One main idea is to incorporate online research and other technological techniques into virtually every subject.
The Wethersfield Public Schools District Technology Steering Committee (DTSC), which has more than 40 members has been working on the plan and along with other professional have worked to access where the school is now, where it wants to be and how to fill in the gaps.
The schools currently have or are working on "assured experiences" to make sure students have certain levels of proficiency as they go through school. Examples are a word-processing benchmark assessment in the fourth grad, a WPS tech skills online assessment and technology integration with science and social studies in grade six, integration with language arts in grade seven, science and social studies in grade eight, health in grade nine and CAPT-like assessments in grade 10.
In addition software is used to help "curriculum weakness" such as Imagine Learning for English Language learners or Read Natural for struggling elementary school readers, a FAST MATH elementary and middle school intervention software.
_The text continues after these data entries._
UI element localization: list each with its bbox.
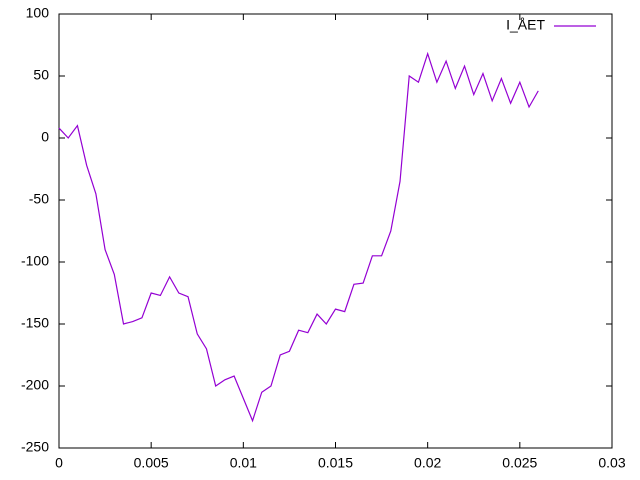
x-tick-label: 0.025 [502,455,537,471]
x-tick-label: 0.01 [230,455,257,471]
x-tick-label: 0.015 [318,455,353,471]
data-line [58,51,539,423]
y-tick-label: -100 [21,253,49,269]
y-tick-label: 50 [33,67,49,83]
x-tick-label: 0.03 [598,455,625,471]
y-tick-label: 100 [26,5,50,21]
x-tick-label: 0.02 [414,455,441,471]
y-tick-label: -150 [21,315,49,331]
x-tick-label: 0.005 [134,455,169,471]
y-tick-label: -50 [29,191,49,207]
plot-frame [58,13,613,449]
y-tick-label: 0 [41,129,49,145]
y-tick-label: -250 [21,439,49,455]
x-tick-label: 0 [55,455,63,471]
y-tick-label: -200 [21,377,49,393]
legend-label: I_ÅET [506,17,545,33]
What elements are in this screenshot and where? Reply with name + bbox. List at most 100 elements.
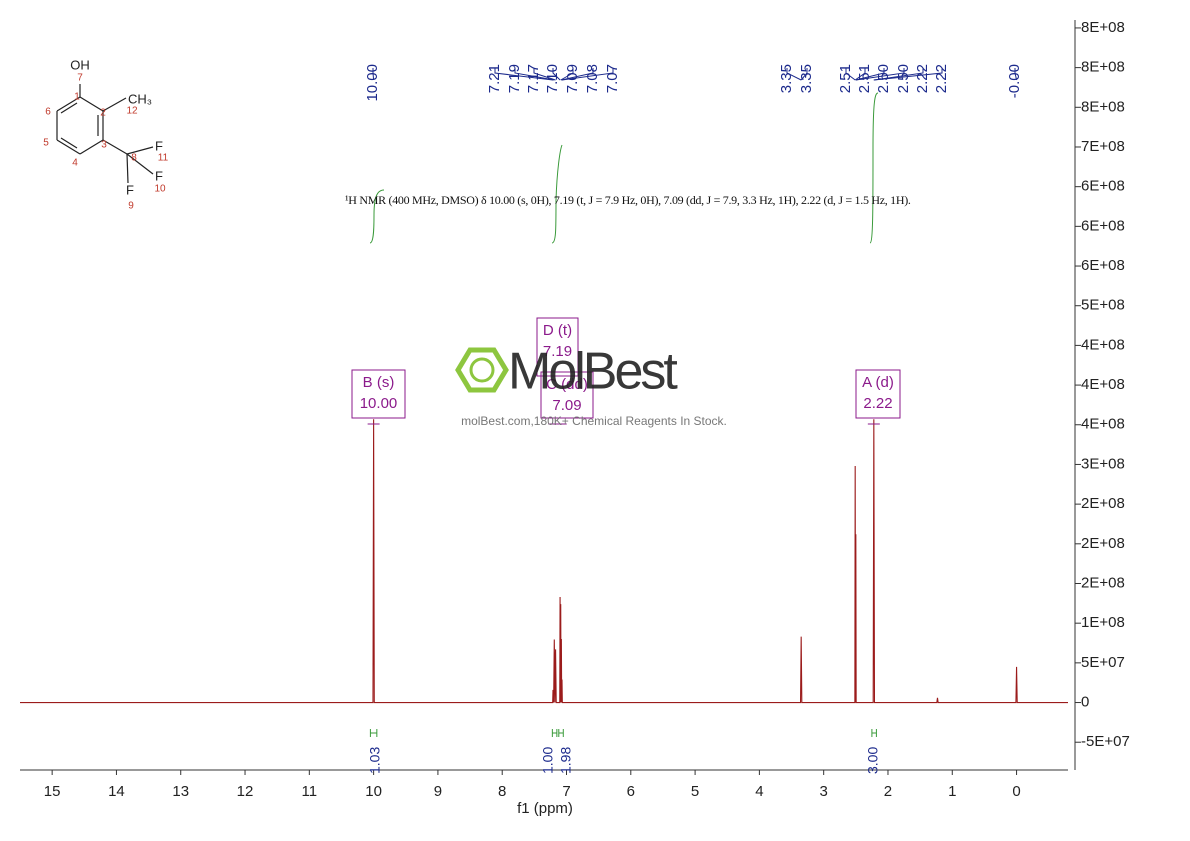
peak-label: 2.22 [933, 64, 950, 93]
multiplet-box [540, 371, 594, 419]
peak-connector [786, 68, 802, 81]
x-tick-label: 15 [44, 783, 61, 800]
peak-label: 2.51 [837, 64, 854, 93]
x-axis-label: f1 (ppm) [517, 800, 573, 817]
y-tick-label: 8E+08 [1081, 98, 1125, 115]
peak-connector [561, 68, 594, 81]
peak-connector [514, 68, 555, 81]
x-tick-label: 7 [562, 783, 570, 800]
watermark-brand: MolBest [508, 343, 678, 401]
multiplet-label: D (t) [543, 322, 572, 339]
y-tick-label: 6E+08 [1081, 217, 1125, 234]
y-tick-label: 4E+08 [1081, 336, 1125, 353]
peak-label: 2.50 [895, 64, 912, 93]
integral-label: 1.98 [558, 747, 574, 774]
atom-number: 9 [128, 201, 134, 212]
peak-connector [873, 68, 924, 81]
peak-connector [1014, 68, 1018, 81]
peak-connector [560, 68, 574, 81]
integral-bar [369, 729, 378, 737]
multiplet-shift: 10.00 [360, 395, 398, 412]
peak-label: 2.22 [914, 64, 931, 93]
peak-label: 7.19 [506, 64, 523, 93]
y-tick-label: 6E+08 [1081, 178, 1125, 195]
atom-number: 1 [74, 92, 80, 103]
peak-connector [845, 68, 856, 81]
atom-label: OH [70, 57, 90, 72]
nmr-description: ¹H NMR (400 MHz, DMSO) δ 10.00 (s, 0H), … [345, 193, 911, 207]
peak-label: 7.07 [604, 64, 621, 93]
peak-connector [854, 68, 866, 81]
y-tick-label: 2E+08 [1081, 495, 1125, 512]
peak-label: 10.00 [364, 64, 381, 102]
multiplet-label: A (d) [862, 374, 894, 391]
peak-label: 7.21 [486, 64, 503, 93]
peak-label: 7.08 [584, 64, 601, 93]
y-tick-label: 5E+07 [1081, 654, 1125, 671]
atom-number: 6 [45, 107, 51, 118]
y-tick-label: 4E+08 [1081, 376, 1125, 393]
y-tick-label: 6E+08 [1081, 257, 1125, 274]
multiplet-label: C (dd) [546, 376, 588, 393]
x-tick-label: 3 [820, 783, 828, 800]
y-tick-label: -5E+07 [1081, 733, 1130, 750]
x-tick-label: 8 [498, 783, 506, 800]
peak-connector [855, 68, 885, 81]
peak-connector [552, 68, 561, 81]
x-tick-label: 11 [302, 783, 318, 800]
peak-connector [533, 68, 556, 81]
atom-label: F [155, 168, 163, 183]
atom-number: 5 [43, 138, 49, 149]
peak-connector [372, 68, 375, 81]
atom-number: 2 [100, 108, 106, 119]
multiplet-shift: 7.19 [543, 343, 572, 360]
y-tick-label: 5E+08 [1081, 297, 1125, 314]
peak-label: 3.35 [798, 64, 815, 93]
atom-label: F [126, 182, 134, 197]
y-tick-label: 8E+08 [1081, 19, 1125, 36]
x-tick-label: 2 [884, 783, 892, 800]
spectrum-line [20, 419, 1068, 704]
peak-connector [494, 68, 554, 81]
x-tick-label: 5 [691, 783, 699, 800]
peak-label: 3.35 [778, 64, 795, 93]
integral-label: 3.00 [865, 747, 881, 774]
multiplet-box [351, 369, 406, 419]
atom-number: 10 [154, 184, 166, 195]
integral-bar [551, 729, 558, 737]
watermark-logo [455, 347, 509, 393]
peak-label: -0.00 [1006, 64, 1023, 98]
atom-label: CH₃ [128, 91, 152, 106]
x-tick-label: 12 [237, 783, 254, 800]
integral-bar [871, 729, 877, 737]
integral-label: 1.03 [367, 747, 383, 774]
x-tick-label: 6 [627, 783, 635, 800]
integral-curves [369, 92, 879, 244]
atom-number: 11 [158, 153, 169, 164]
y-tick-label: 1E+08 [1081, 614, 1125, 631]
peak-connector [855, 68, 905, 81]
atom-label: F [155, 138, 163, 153]
atom-number: 8 [131, 153, 137, 164]
y-tick-label: 2E+08 [1081, 574, 1125, 591]
atom-number: 12 [126, 106, 138, 117]
y-tick-label: 2E+08 [1081, 535, 1125, 552]
multiplet-shift: 2.22 [863, 395, 892, 412]
peak-label: 7.17 [525, 64, 542, 93]
multiplet-box [536, 317, 579, 377]
x-tick-label: 1 [948, 783, 956, 800]
peak-connector [561, 68, 614, 81]
peak-connector [800, 68, 808, 81]
atom-number: 4 [72, 158, 78, 169]
integral-label: 1.00 [540, 747, 556, 774]
peak-connector [873, 68, 943, 81]
atom-number: 7 [77, 73, 83, 84]
integral-bar [558, 729, 564, 737]
x-tick-label: 14 [108, 783, 125, 800]
x-tick-label: 4 [755, 783, 763, 800]
x-tick-label: 9 [434, 783, 442, 800]
y-tick-label: 0 [1081, 694, 1089, 711]
molecule-bonds [56, 84, 154, 184]
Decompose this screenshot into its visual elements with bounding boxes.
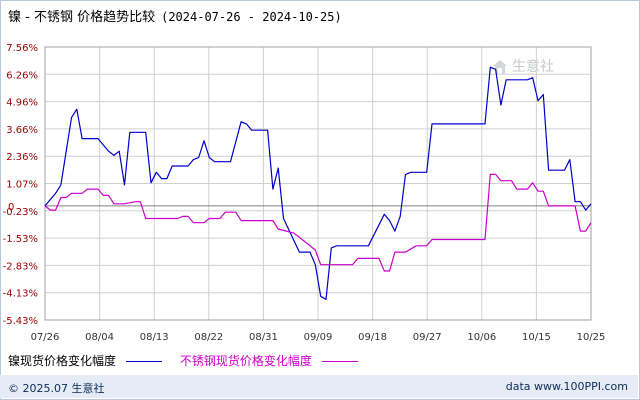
chart-title: 镍 - 不锈钢 价格趋势比较 (2024-07-26 - 2024-10-25) [8, 6, 342, 25]
y-tick-label: 6.26% [6, 70, 38, 81]
x-tick-label: 08/13 [140, 332, 169, 343]
x-tick-label: 09/09 [304, 332, 333, 343]
stainless-price-line [44, 173, 592, 272]
chart-title-text: 镍 - 不锈钢 价格趋势比较 [8, 10, 156, 25]
legend-label-nickel: 镍现货价格变化幅度 [8, 354, 117, 368]
footer-bar: © 2025.07 生意社 data www.100PPI.com [0, 375, 638, 398]
x-tick-label: 08/22 [194, 332, 223, 343]
y-tick-label: -0.23% [3, 207, 38, 218]
y-tick-label: -2.83% [3, 261, 38, 272]
x-tick-label: 10/25 [577, 332, 606, 343]
watermark-text: 生意社 [512, 59, 554, 75]
footer-copyright: © 2025.07 生意社 [8, 382, 105, 395]
x-tick-label: 07/26 [31, 332, 60, 343]
line-chart: 7.56% 6.26% 4.96% 3.66% 2.36% 1.07% -0.23% -1.5… [3, 43, 606, 343]
house-logo-icon [493, 60, 507, 74]
y-tick-label: 4.96% [6, 98, 38, 109]
footer-site: data www.100PPI.com [505, 380, 628, 393]
legend-item-nickel: 镍现货价格变化幅度 [8, 352, 163, 369]
x-tick-label: 10/15 [522, 332, 551, 343]
legend-swatch-nickel [126, 361, 163, 362]
y-tick-label: 7.56% [6, 43, 38, 54]
y-tick-label: -4.13% [3, 289, 38, 300]
x-tick-label: 08/31 [249, 332, 278, 343]
legend-swatch-stainless [321, 361, 358, 362]
nickel-price-line [44, 66, 592, 300]
x-tick-label: 08/04 [85, 332, 114, 343]
y-zero-label: 0 [8, 202, 14, 213]
y-tick-label: -5.43% [3, 316, 38, 327]
chart-date-range: (2024-07-26 - 2024-10-25) [161, 10, 342, 24]
x-tick-label: 09/18 [358, 332, 387, 343]
watermark: 生意社 [492, 56, 554, 76]
y-tick-label: 3.66% [6, 125, 38, 136]
y-tick-label: -1.53% [3, 234, 38, 245]
plot-area-border [44, 46, 592, 321]
legend-item-stainless: 不锈钢现货价格变化幅度 [180, 352, 358, 369]
y-tick-label: 1.07% [6, 180, 38, 191]
x-tick-label: 10/06 [467, 332, 496, 343]
x-tick-label: 09/27 [413, 332, 442, 343]
chart-legend: 镍现货价格变化幅度 不锈钢现货价格变化幅度 [8, 352, 372, 369]
legend-label-stainless: 不锈钢现货价格变化幅度 [179, 354, 312, 368]
y-tick-label: 2.36% [6, 152, 38, 163]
However, challenges such as one student computer and one teacher's station in elementary classes make the situation difficult, according to education officials.
To help in that area, the school system is looking into the idea of server farms, in which centralized server could be utilized for up to 30 workstations each. Such a system would allow more workstations and also save money in the long run, school officials said, since it would eliminate the constant need to replace numerous individual computers.
The plan contains many more initiatives and details and the school system will soon have a more formal presentation for the public. While such a plan would be phased in gradually, cost estimates have not been finalized.
The school system is suggesting a general budget allocation for technology as well as looking a E-Rate Federal Funding, Entitlement grants and competitive grants.
"We have a more concrete price by the end of summer," Negroni said.
Robert Young, a resident who spoke during public comment at the board meeting complimented some of the ideas that would save the town money and he urged school officials to use technology to also keep the public up to date on spending. He also said many students seemed to be more involved in texting than in other forms of communication. While technology can have its benefits, it can have down sides as well, he said and students should be urged to avoid those traps.